Integrated -Omics - Understanding Human Biology by Studying Whole Systems : The study of biology is undergoing a transformation that is changing the way scientists look at living systems. Traditional studies have tended to focus on just one gene or one protein, ignoring the complex interactions between genes, proteins, and metabolites that give rise to cells, tissues and organisms. In recent years, technologies such as genomics, transcriptomics, and metabolomics have allowed a broader and more holistic study of life. Working together with the Nuclear Magnetic Resonance lab at Wright State University and the Air Force Research Lab, we are developing web-based analysis platforms that allow scientists to integrate information from different -omics technologies to obtain a clearer understanding of the marvelous complexity of interactions in all living things.
PI: Michael Raymer.
Keywords: bioinformatics, genomics, metabolomics, transcriptomics, eScience.
High Confidence Protein Structure Prediction: Understanding protein structure and the forces that drive protein folding is one of the most fundamental and challenging problems in biochemistry. Finding computer-based methods for predicting the structure of proteins has remained a challenging task, even as computing power and algorithm sophistication has grown. In collaboration with Dr. Jerry Alter's lab, (Department of Biochemistry and Molecular Biology, Wright State University) we have developed a technique that improves the reliability of protein structure prediction algorithms by including experimental information in the model selection process. MRAN - Modification Reactivity Analysis combines experimental data from proteolysis or residue modification reactions with computational modeling of protein structure to yield highly-reliable predictions of protein structures. The resulting models are of suitable quality to serve as targets for pharmaceutical drug design.
PI: Michael Raymer.
Keywords: protein folding, protein structure, drug design.

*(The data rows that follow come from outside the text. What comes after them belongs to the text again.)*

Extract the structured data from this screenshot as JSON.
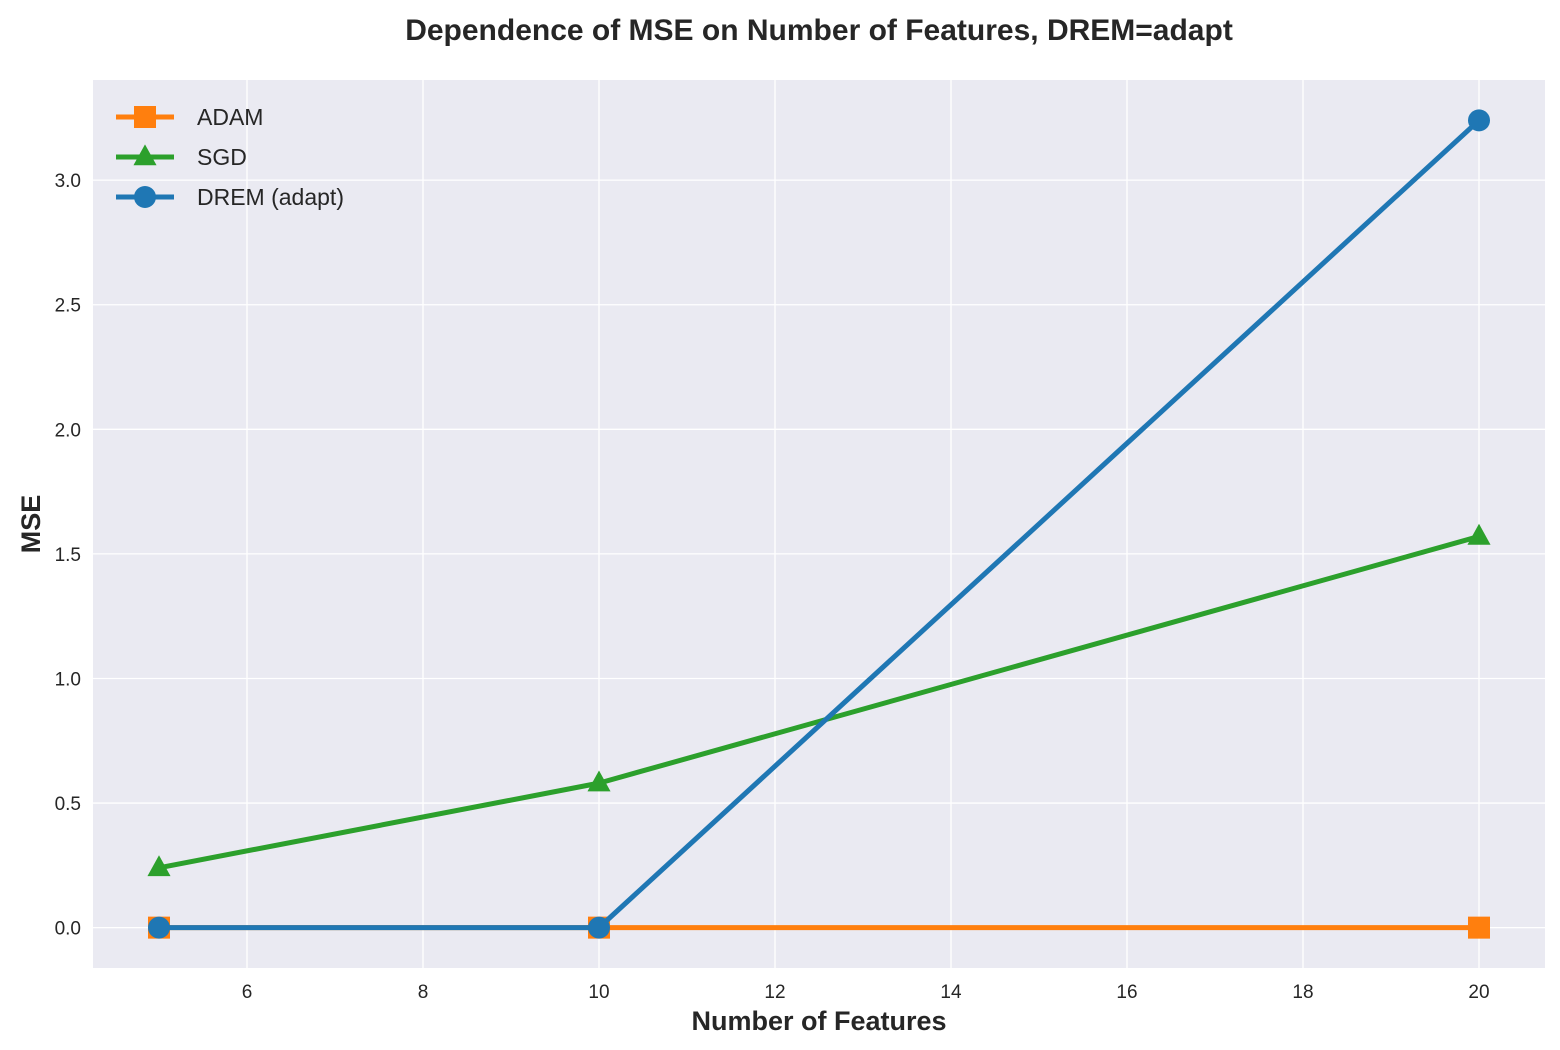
{
  "chart_data": {
    "type": "line",
    "title": "Dependence of MSE on Number of Features, DREM=adapt",
    "xlabel": "Number of Features",
    "ylabel": "MSE",
    "xlim": [
      4.25,
      20.75
    ],
    "ylim": [
      -0.162,
      3.402
    ],
    "xticks": [
      6,
      8,
      10,
      12,
      14,
      16,
      18,
      20
    ],
    "yticks": [
      0.0,
      0.5,
      1.0,
      1.5,
      2.0,
      2.5,
      3.0
    ],
    "grid": true,
    "legend_position": "upper-left",
    "x": [
      5,
      10,
      20
    ],
    "series": [
      {
        "name": "ADAM",
        "values": [
          0.0,
          0.0,
          0.0
        ],
        "color": "#ff7f0e",
        "marker": "square"
      },
      {
        "name": "SGD",
        "values": [
          0.24,
          0.58,
          1.57
        ],
        "color": "#2ca02c",
        "marker": "triangle"
      },
      {
        "name": "DREM (adapt)",
        "values": [
          0.0,
          0.0,
          3.24
        ],
        "color": "#1f77b4",
        "marker": "circle"
      }
    ],
    "colors": {
      "plot_background": "#eaeaf2",
      "grid": "#ffffff",
      "text": "#262626"
    }
  }
}
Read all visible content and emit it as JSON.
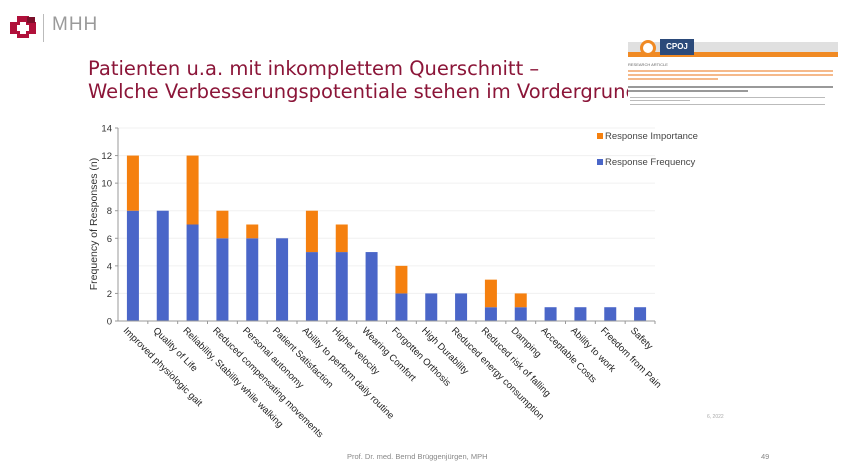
{
  "header": {
    "logo_text": "MHH",
    "brand_color": "#b0103a"
  },
  "slide": {
    "title_line1": "Patienten u.a. mit inkomplettem Querschnitt –",
    "title_line2": "Welche Verbesserungspotentiale stehen im Vordergrund?",
    "title_color": "#8b1538",
    "paper_thumbnail": {
      "journal": "CPOJ",
      "section": "RESEARCH ARTICLE"
    },
    "source_note": "6, 2022"
  },
  "footer": {
    "author": "Prof. Dr. med. Bernd Brüggenjürgen, MPH",
    "page_number": "49"
  },
  "chart_data": {
    "type": "bar",
    "stacked": true,
    "title": "",
    "xlabel": "",
    "ylabel": "Frequency of Responses (n)",
    "ylim": [
      0,
      14
    ],
    "yticks": [
      0,
      2,
      4,
      6,
      8,
      10,
      12,
      14
    ],
    "grid": true,
    "legend_position": "top-right",
    "categories": [
      "Improved physiologic gait",
      "Quality of Life",
      "Reliability, Stability while walking",
      "Reduced compensating movements",
      "Personal autonomy",
      "Patient Satisfaction",
      "Ability to perform daily routine",
      "Higher velocity",
      "Wearing Comfort",
      "Forgotten Orthosis",
      "High Durability",
      "Reduced energy consumption",
      "Reduced risk of falling",
      "Damping",
      "Acceptable Costs",
      "Ability to work",
      "Freedom from Pain",
      "Safety"
    ],
    "series": [
      {
        "name": "Response Frequency",
        "color": "#4a66c8",
        "values": [
          8,
          8,
          7,
          6,
          6,
          6,
          5,
          5,
          5,
          2,
          2,
          2,
          1,
          1,
          1,
          1,
          1,
          1
        ]
      },
      {
        "name": "Response Importance",
        "color": "#f5800f",
        "values": [
          4,
          0,
          5,
          2,
          1,
          0,
          3,
          2,
          0,
          2,
          0,
          0,
          2,
          1,
          0,
          0,
          0,
          0
        ]
      }
    ],
    "legend_order": [
      "Response Importance",
      "Response Frequency"
    ]
  }
}
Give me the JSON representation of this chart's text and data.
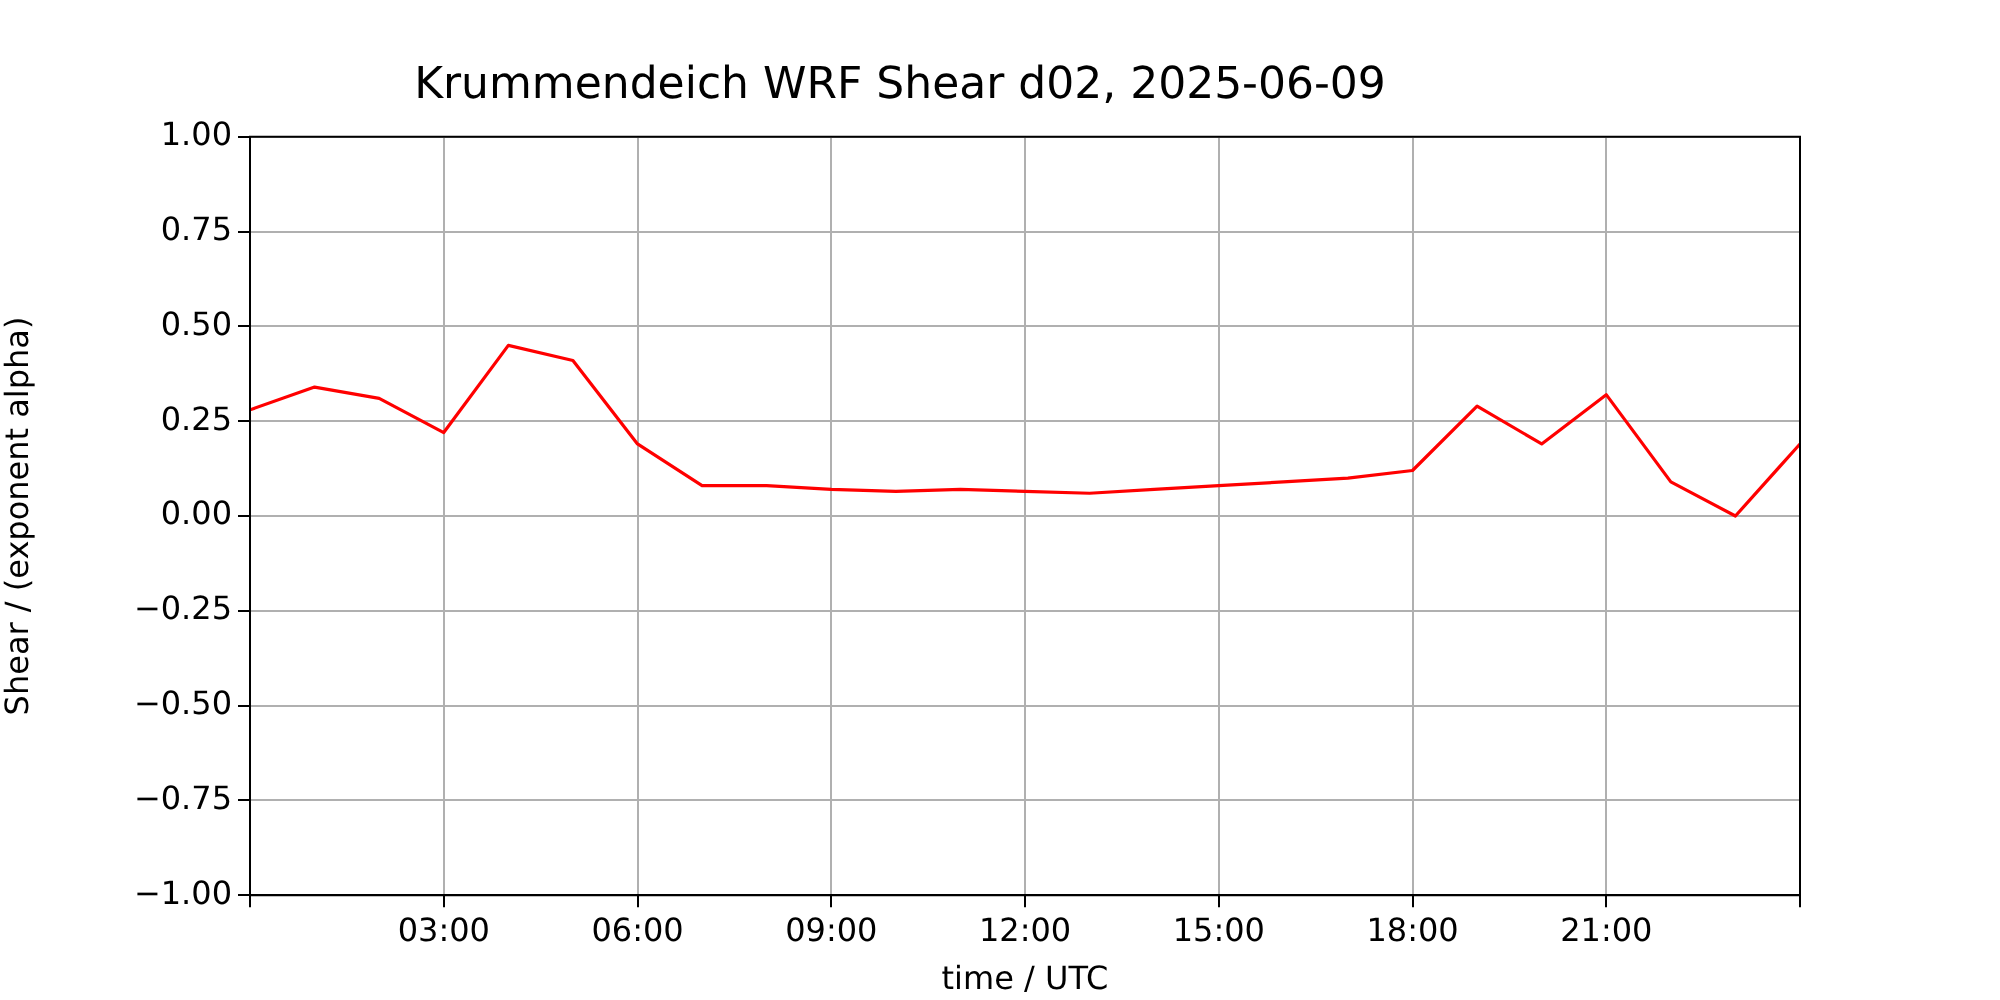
{
  "chart_data": {
    "type": "line",
    "title": "Krummendeich WRF Shear d02, 2025-06-09",
    "xlabel": "time / UTC",
    "ylabel": "Shear / (exponent alpha)",
    "x": [
      0,
      1,
      2,
      3,
      4,
      5,
      6,
      7,
      8,
      9,
      10,
      11,
      12,
      13,
      14,
      15,
      16,
      17,
      18,
      19,
      20,
      21,
      22,
      23,
      24
    ],
    "series": [
      {
        "color": "#ff0000",
        "values": [
          0.28,
          0.34,
          0.31,
          0.22,
          0.45,
          0.41,
          0.19,
          0.08,
          0.08,
          0.07,
          0.065,
          0.07,
          0.065,
          0.06,
          0.07,
          0.08,
          0.09,
          0.1,
          0.12,
          0.29,
          0.19,
          0.32,
          0.09,
          0.0,
          0.19
        ]
      }
    ],
    "xlim": [
      0,
      24
    ],
    "xticks": [
      {
        "value": 0,
        "label": null
      },
      {
        "value": 3,
        "label": "03:00"
      },
      {
        "value": 6,
        "label": "06:00"
      },
      {
        "value": 9,
        "label": "09:00"
      },
      {
        "value": 12,
        "label": "12:00"
      },
      {
        "value": 15,
        "label": "15:00"
      },
      {
        "value": 18,
        "label": "18:00"
      },
      {
        "value": 21,
        "label": "21:00"
      },
      {
        "value": 24,
        "label": null
      }
    ],
    "ylim": [
      -1,
      1
    ],
    "yticks": [
      {
        "value": -1,
        "label": "−1.00"
      },
      {
        "value": -0.75,
        "label": "−0.75"
      },
      {
        "value": -0.5,
        "label": "−0.50"
      },
      {
        "value": -0.25,
        "label": "−0.25"
      },
      {
        "value": 0,
        "label": "0.00"
      },
      {
        "value": 0.25,
        "label": "0.25"
      },
      {
        "value": 0.5,
        "label": "0.50"
      },
      {
        "value": 0.75,
        "label": "0.75"
      },
      {
        "value": 1,
        "label": "1.00"
      }
    ],
    "grid": true,
    "marker": "none",
    "line_style": "solid",
    "legend": false
  }
}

Semantic Problem-Solving environment (PSE) for T. cruzi (SPSE): Approximately 18 million people are infected with the T. cruzi parasite. As many as 40% of these suffer from Chagas disease, characterized by some as the new AIDS of the Americas. In this NIH sponsored collaboration with University of Georgia, Athens’ Center for Tropical and Emerging Global Diseases and the National Center for Biomedical Ontologies, we have developed a number of semantic web tools with advanced capabilities such as provenance and access control to help scientists analyze experimental data and scientific literature in their effort to find potential vaccine targets.
Funding: NIH/NHLBI $1,515,656.
PI: Amit Sheth.
Keywords: Trypanosoma cruzi, Semantic Web, Semantic Web Service, semantic provenance, RDF access control, Ontology of Parasite Life Cycle, Parasite Experiment Ontology.